Il sermone di Pino Spagnolo

Si tratta di un romanzo centrifugo, animato da una miriade di personaggi appena tratteggiati dalla penna del loro creatore – l’unica vicenda di più consistente compiutezza è quella di Padre Santino Vantaggiato e del doppio Vescovo –  in una polifonia tragicomica che ricorda La giostra di William Somerset Maugham, che però è un romanzo calato nell’Inghilterra vittoriana del tardo Ottocento, dalle connotazioni tipicamente borghesi, mentre questo di Spagnolo riflette gli umori di ambienti basso proletari e sclerotizzati di una società “gattopardesca”, ferma in una immobilità senza soluzione, divorata da una sorta di inerzia, quasi abulia, nella quale, proprio come nella lezione del famoso romanzo di Tomasi di Lampedusa, tutto cambia perché non cambi nulla.  

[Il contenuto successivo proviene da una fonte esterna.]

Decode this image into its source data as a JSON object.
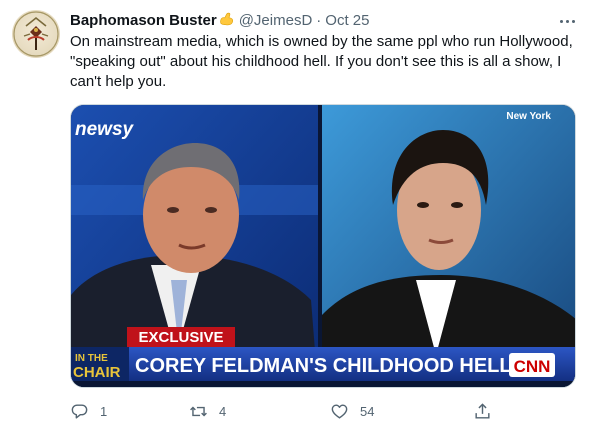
{
  "tweet": {
    "author_name": "Baphomason Buster",
    "author_emoji": "flexed-biceps",
    "handle": "@JeimesD",
    "separator": "·",
    "date": "Oct 25",
    "text": "On mainstream media, which is owned by the same ppl who run Hollywood, \"speaking out\" about his childhood hell. If you don't see this is all a show, I can't help you.",
    "media": {
      "network_logo": "newsy",
      "location_label": "New York",
      "segment_badge": "EXCLUSIVE",
      "show_logo_top": "IN THE",
      "show_logo_bottom": "CHAIR",
      "headline": "COREY FELDMAN'S CHILDHOOD HELL",
      "channel_logo": "CNN"
    },
    "actions": {
      "reply_count": "1",
      "retweet_count": "4",
      "like_count": "54"
    }
  },
  "colors": {
    "text_primary": "#0f1419",
    "text_secondary": "#536471",
    "border": "#cfd9de",
    "emoji": "#ffc83d",
    "chyron_blue": "#1f3f9e",
    "badge_red": "#c0121a",
    "cnn_red": "#cc0000"
  },
  "icons": [
    "avatar",
    "flexed-biceps-emoji",
    "more-icon",
    "reply-icon",
    "retweet-icon",
    "like-icon",
    "share-icon"
  ]
}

In quell’inframondo che è il paesino in cui si tiene il sermone del titolo, in corpore vili, potremmo dire, ecco concatenarsi vicende e situazioni slabbrate, squallide, banali, che si intrecciano, pur mantenendo la propria individualità di nuclei tematici a sé stanti ma tangenti quello del doppio/ falso Vescovo che apre e chiude la fabula.

Una visione certamente non pacificata della realtà, tutt’altro che utopica, informa la trama del romanzo, che ha un forte ancoraggio all’esperienza biografica dell’autore, con una analisi spietata della società odierna, fatta oggetto di descrizione cruda, straniante, in certi punti addirittura disturbante, latamente surreale (come conferma la massima epigrafata in esergo); la realtà, cioè, viene dissezionata anche nei suoi dettagli più prosastici, fino a sconfinare, in rare occasioni, nel grottesco. L’autore si rivela così ottimo osservatore del mondo e degli uomini. E se fa una breve irruzione l’elemento metafisico e fantastico, verso la chiusura del racconto, prima dell’agnizione finale, ciò non toglie che la narrazione si mantenga sempre fedele al dato oggettivo.

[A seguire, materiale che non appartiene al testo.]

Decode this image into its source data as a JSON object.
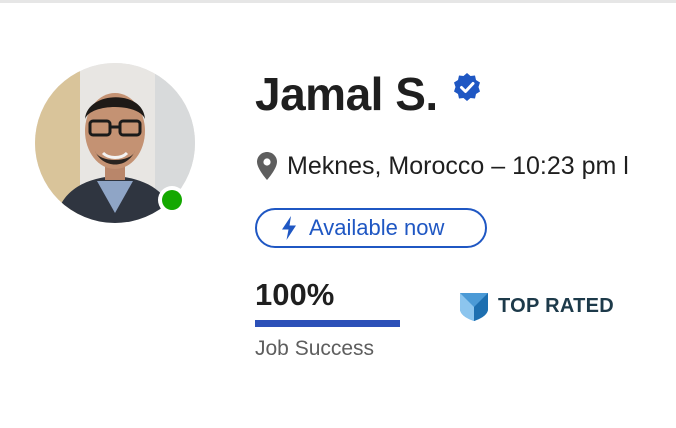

Nell’opera, il narratore è extradiegetico, cioè esterno alla storia, si limita a raccontare, disponendo i personaggi e i dialoghi lungo l’asse inclinato della fiction. La sua scrittura è piana e regolare, del tutto godibile.

Come già detto, Spagnolo conosce bene la realtà che racconta, sembra che ne sia partecipe. Il suo potrebbe definirsi un realismo della coscienza, come è stato detto per Grazia Deledda, solo che la materialità del vivere quotidiano non è spiritualizzata, come nella grande scrittrice sarda, non è riscattata da alcuna forza superiore, trascendente, non v’è alcun disegno che possa ordinarla verso un fine di progresso. Rimane la visione sconsolata di un mondo aduggiato, inaridito, in queste pagine di  Spagnolo, che tuttavia ci sanno regalare, attraverso i loro quadretti di genere, momenti di brio e di sana ilarità.

[Prefazione a Pino Spagnolo, Il sermone, Soc. Storia Patria Lecce, Castiglione, Giorgiani Editore, 2020]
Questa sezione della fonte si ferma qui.